Letterbox Love is a way to give all of the books I receive for review some exposure. Summaries are taken from the cover, or Amazon/NetGalley/Goodreads in the case of e-books, unless otherwise stated.
River of Ink, Paul MM Cooper (e-proof)
All Asanka knows is poetry. From his humble village beginnings in the great island kingdom of Lanka, he has risen to the prestigious position of court poet and now delights in his life of ease: composing romantic verses for love-struck courtiers, enjoying the confidence of his king and covertly teaching Sarasi, a beautiful and beguiling palace maid, the secrets of his art.
But when Kalinga Magha, a ruthless prince with a formidable army, arrives upon Lanka’s shores, Asanka’s world is changed beyond imagining. Violent, hubristic and unreliable, Magha usurps the throne, laying waste to all who stand in his way. Under his terrifying rule, nothing in the city is left untouched and, like many of his fellow citizens, Asanka retreats into the shadows, hoping to pass unnoticed by the tyrant. But it seems his new master is a lover of poetry…

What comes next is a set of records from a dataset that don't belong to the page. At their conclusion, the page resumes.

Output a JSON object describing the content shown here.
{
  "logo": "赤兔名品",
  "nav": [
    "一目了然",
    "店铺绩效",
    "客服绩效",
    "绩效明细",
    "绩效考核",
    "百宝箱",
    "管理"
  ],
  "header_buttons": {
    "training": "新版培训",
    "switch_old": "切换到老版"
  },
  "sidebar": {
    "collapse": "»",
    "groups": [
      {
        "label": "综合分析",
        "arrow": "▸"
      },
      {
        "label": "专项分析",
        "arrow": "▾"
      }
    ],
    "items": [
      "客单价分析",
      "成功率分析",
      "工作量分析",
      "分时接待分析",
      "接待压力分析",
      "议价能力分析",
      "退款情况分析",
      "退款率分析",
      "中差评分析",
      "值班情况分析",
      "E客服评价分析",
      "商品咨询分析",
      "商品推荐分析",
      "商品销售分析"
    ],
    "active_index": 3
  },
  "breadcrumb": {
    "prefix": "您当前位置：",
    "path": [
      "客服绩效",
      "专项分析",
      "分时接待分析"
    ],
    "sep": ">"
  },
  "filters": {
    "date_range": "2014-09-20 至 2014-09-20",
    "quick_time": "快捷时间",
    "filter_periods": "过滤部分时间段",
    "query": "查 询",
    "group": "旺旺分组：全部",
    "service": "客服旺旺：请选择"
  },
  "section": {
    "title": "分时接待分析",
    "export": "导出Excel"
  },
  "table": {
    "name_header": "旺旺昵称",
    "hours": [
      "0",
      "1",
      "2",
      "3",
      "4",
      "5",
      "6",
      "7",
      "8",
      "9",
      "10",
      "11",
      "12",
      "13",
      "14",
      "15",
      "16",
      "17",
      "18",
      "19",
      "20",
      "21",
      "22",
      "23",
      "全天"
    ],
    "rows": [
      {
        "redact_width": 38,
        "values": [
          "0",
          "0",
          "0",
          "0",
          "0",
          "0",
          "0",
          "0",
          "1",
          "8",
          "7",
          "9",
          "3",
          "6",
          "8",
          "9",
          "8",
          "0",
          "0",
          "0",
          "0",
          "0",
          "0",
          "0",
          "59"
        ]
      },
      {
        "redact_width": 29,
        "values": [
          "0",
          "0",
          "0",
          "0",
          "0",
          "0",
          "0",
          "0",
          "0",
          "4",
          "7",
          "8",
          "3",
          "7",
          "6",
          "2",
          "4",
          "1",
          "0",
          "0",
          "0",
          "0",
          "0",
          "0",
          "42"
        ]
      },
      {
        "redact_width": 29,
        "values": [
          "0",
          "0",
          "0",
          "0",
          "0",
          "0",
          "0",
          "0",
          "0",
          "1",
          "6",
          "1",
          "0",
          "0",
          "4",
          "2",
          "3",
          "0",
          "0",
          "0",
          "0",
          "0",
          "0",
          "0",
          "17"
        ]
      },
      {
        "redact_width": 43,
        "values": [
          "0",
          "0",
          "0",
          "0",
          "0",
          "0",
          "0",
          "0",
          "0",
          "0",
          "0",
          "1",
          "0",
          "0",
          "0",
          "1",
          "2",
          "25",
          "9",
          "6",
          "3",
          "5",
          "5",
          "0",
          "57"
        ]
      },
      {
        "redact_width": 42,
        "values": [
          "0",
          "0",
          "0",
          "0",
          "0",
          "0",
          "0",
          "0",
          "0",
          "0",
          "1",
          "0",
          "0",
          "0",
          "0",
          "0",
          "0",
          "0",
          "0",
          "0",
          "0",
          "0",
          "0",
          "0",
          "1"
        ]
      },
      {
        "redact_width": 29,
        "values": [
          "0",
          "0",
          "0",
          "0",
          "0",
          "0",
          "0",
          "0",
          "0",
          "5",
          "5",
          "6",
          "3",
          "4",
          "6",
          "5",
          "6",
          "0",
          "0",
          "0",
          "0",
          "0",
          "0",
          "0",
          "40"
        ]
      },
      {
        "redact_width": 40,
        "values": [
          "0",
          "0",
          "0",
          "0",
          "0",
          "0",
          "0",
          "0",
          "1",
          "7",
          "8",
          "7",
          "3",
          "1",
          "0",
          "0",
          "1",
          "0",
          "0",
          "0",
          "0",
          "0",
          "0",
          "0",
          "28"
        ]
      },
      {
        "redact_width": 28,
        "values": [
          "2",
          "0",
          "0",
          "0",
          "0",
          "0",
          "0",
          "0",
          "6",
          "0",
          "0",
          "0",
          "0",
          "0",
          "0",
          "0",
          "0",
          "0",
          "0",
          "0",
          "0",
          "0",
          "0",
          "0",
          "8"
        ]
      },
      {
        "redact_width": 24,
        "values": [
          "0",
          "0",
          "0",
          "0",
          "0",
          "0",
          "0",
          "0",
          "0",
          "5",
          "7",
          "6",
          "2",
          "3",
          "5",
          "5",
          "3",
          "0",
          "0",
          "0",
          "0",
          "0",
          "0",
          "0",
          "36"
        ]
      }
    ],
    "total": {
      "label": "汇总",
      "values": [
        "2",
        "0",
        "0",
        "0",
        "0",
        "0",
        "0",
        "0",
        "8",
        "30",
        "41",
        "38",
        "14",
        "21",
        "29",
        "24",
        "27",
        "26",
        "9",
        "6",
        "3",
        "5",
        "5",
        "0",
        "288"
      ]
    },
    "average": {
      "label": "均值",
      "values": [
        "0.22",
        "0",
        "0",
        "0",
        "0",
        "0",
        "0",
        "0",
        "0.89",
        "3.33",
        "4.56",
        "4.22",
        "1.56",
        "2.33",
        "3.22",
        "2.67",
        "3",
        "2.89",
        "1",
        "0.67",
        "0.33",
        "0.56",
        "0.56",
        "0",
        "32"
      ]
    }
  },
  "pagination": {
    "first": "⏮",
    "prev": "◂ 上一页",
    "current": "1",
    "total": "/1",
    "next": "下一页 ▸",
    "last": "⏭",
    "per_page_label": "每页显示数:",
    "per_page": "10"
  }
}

To Asanka’s horror, Magha tasks him with the translation of an epis Sanskrit poem, a tale of Gods and nobles, love and revenge, which the king believes will have a civilising effect on his subjects, soothing their discontent and snuffing out the fires of rebellion he suspects are igniting across the island.
Asanka has always believed that poetry makes nothing happen, but as each new chapter he writes is disseminated through the land and lines on the page become cries in the street, his belief and his loyalties are challenged. And, as Magha circles ever closely to the things Asanka treasures most, the poet will discover that true power lies not at the sword, but in the tip of a pen.
How amazing does this sound?! And that cover… Thanks Bloomsbury and NetGalley!
Maresi, Maria Turtschaninoff (proof)
A world where girls live in fear.
A safe haven far away.
But is it far enough?
This is Maresi’s story.
Maresi came to the Red Abbey when she was thirteen, in the Hunger Winter. Before then, she had only heard rumours of its existence in secret folk tales. In a world where girls aren’t allowed to learn or do as they please, an island inhabited solely by women sounded like a fantasy. But now Maresi is here, and she knows it is real. She is safe.
Then one day Jai – tangled fair hair, clothes stiff with dirt, scars on her back – arrives on a ship. She has fled to the island to escae terrible danger and unimaginable cruelty.
And the men who hurt her will stop at nothing to find her. Now the women and girls of the Red Abbey must use all their powers and ancient knowledge to combat the forces that wish to destroy them. And Maresi, haunted by her own nightmares, must confront her very deepest, darkest fears.
I’m so in love with the sound of this! Translated feminist fantasy: sold! Thanks Pushkin Press and Riot Communications!
Sophie’s World, Jostein Gaarder (paperback)
The international bestseller about life, the universe and everything.
When 14-year-old Sophie encounters a mysterious mentor who introduces her to philosophy, mysteries deepen in her own life. Why does she keep getting postcards addressed to another girl? Who is the other girl? And who, for that matter, is Sophie herself? To solve the riddle, she uses her new knowledge of philosophy, but the truth is far stranger than she could have imagined.
An addictive blend of mystery, philosophy and fantasy, Sophie’s World is an international phenomenon which has been translated into 60 languages and has sold over 40 milion copies.
I read one of Jostein Gaarder’s books on my Nan’s recommendations years and years ago so I jumped at the chance to read and review the 20th anniversary edition of this classic. Thanks Orion!
Beetle Boy, MG Leonard (proof)
Darkus can't believe his eyes when he sees a huge insect drop out of the trouser leg of his horrible new neighbour. It has seven legs – or six legs and a horn – and it seems to want to communicate. But how can a boy be friends with a bug the size of a hamster? And what exactly does this beetle have to do with the strange disappearances of his dad and the arrival of evil Lucretia Cutter, with her taste for living jewellery?
The answers could lie in the mountain of rubbish next door – if Darkus and his new buddy are brave enough to find out…
How very intriguing… Thanks Chicken House and Riot!